Wingnut longs for streets clogged with child beggars
Via Roy, I see the folks at National Review are openly longing to live in a society where the streets are clogged with beggars and families are forced to sell their children to traffickers to get enough money to eat. Julie Gunlock, writing for NRO, is ready to give hungry children something to cry about:
Sesame Street would be wiser to educate America’s children about the real poor and hungry — the 98 percent of the world population who live outside the United States.
I want to see that Sesame Street! "Hey kids, I know you mom put you to bed without dinner because she couldn't afford any food, but at least you aren't like this beggar, whose nose fell off from leprosy! Now pray to Ronald Reagan for forgiveness for thinking that you, a 4-year-old child, deserves to eat food. Get a job, you lazy welfare suck."
The truth is, 94.3 percent of American households are able to put enough food on the table every day to feed their families.
Meaning that one in 20 Americans goes entire days without eating. Julie is unsatisfied with this number! If you took a random sampling of kindergarteners and put them in an average sized classroom, only 1 would be too hungry to behave or learn, and that number should be much higher. At least 5-6 children should be crying with hunger. Maybe they can grow up to be fashion models, so they shouldn't be so whiny.
As I wrote on NRO back in January, the idiom “food insecure” — a term created by the U.S. Department of Agriculture — means one has either “reduced quality, variety, or desirability of diet” or “disrupted eating patterns and reduced food intake.”
So, far from hungry or starving, Lily suffers from a much less dramatic condition — unpleasant to be sure, but at its core, just a somewhat boring, irregular, and occasionally reduced diet.
I mean, she's not saying that they should go weeks without eating!
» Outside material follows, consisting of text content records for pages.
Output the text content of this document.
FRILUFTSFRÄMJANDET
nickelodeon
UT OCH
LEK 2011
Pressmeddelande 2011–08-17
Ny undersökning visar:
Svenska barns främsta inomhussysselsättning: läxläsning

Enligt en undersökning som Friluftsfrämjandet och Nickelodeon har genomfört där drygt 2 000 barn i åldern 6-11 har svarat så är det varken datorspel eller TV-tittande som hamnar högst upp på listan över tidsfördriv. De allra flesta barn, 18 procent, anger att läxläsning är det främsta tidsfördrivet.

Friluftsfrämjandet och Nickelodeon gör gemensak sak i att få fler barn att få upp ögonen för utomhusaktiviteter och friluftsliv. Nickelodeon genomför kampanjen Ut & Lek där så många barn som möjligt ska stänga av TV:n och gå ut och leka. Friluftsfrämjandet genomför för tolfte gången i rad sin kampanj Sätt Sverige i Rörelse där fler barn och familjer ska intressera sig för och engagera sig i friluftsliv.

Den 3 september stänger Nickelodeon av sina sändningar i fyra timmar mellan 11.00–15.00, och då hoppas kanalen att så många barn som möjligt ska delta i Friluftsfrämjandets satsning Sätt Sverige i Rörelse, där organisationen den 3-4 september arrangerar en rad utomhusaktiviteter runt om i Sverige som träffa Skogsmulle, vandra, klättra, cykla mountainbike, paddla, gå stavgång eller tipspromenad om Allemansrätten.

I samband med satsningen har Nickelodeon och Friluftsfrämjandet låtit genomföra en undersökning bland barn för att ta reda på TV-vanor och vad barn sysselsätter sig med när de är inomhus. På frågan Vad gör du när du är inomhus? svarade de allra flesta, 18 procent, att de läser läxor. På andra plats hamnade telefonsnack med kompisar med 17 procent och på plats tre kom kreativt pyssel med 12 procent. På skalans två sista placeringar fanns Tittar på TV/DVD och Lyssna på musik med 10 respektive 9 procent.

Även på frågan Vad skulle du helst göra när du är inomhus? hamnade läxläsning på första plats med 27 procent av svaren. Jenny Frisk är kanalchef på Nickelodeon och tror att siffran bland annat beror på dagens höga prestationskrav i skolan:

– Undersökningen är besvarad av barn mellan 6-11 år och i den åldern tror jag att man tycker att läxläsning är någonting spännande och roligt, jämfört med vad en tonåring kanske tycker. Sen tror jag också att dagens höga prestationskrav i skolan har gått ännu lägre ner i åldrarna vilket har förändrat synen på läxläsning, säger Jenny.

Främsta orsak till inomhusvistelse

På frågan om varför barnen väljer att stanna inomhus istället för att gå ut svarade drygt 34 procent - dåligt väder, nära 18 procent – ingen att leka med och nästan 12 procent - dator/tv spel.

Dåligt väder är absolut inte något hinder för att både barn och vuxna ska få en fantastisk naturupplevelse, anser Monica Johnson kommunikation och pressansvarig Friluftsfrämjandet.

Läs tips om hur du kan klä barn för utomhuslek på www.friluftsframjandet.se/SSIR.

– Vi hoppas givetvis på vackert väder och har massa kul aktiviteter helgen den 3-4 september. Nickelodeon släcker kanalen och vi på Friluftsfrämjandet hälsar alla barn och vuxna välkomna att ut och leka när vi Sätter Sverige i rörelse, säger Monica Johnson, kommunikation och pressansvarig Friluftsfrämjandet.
Just days. Toughens them up, I'm sure. I mean, sure, living on a diet of irregularly accessed Ramen noodles sounds unpleasant for Julie, but we're talking about poor people here. They're not real people in Julie's eyes, and so needs like "nutrition" just don't register. We just need to get enough calories in 'em so they can clean Julie's house and office and harvest and prepare her food. Those things a diverse diet provides—such as vitamins or minerals—who gives a shit? Small children of poor people don't need the brain development of a properly fed child. What are they going to do with all that literacy? Probably vote or something, and we can't have that. And sure, not being fed a decent diet can cause major damage to your bones and internal organs, but how strong do you really need to be to push a mop to clean up after Julie? Strawberries aren't that heavy; you don't need a well-formed body to pick them.
God, I can't even continue. What a monster. The lack of empathy on display is so outrageous that I have to wonder if Julie had a nutritional deficiency as a child that kept the empathy centers in her brain from forming. Of course, the fact that conservatives think this is acceptable and invigorating discourse tells me that this is more a cultural issue—they were born with empathy centers and fed properly, but they lost their sense of empathy from underuse.
I'm just surprised she didn't suggest that if women don't want to see their children suffering from malnutrition, they should have kept their legs shut. But hey, there's still time and apparently, she writes about this topic a lot.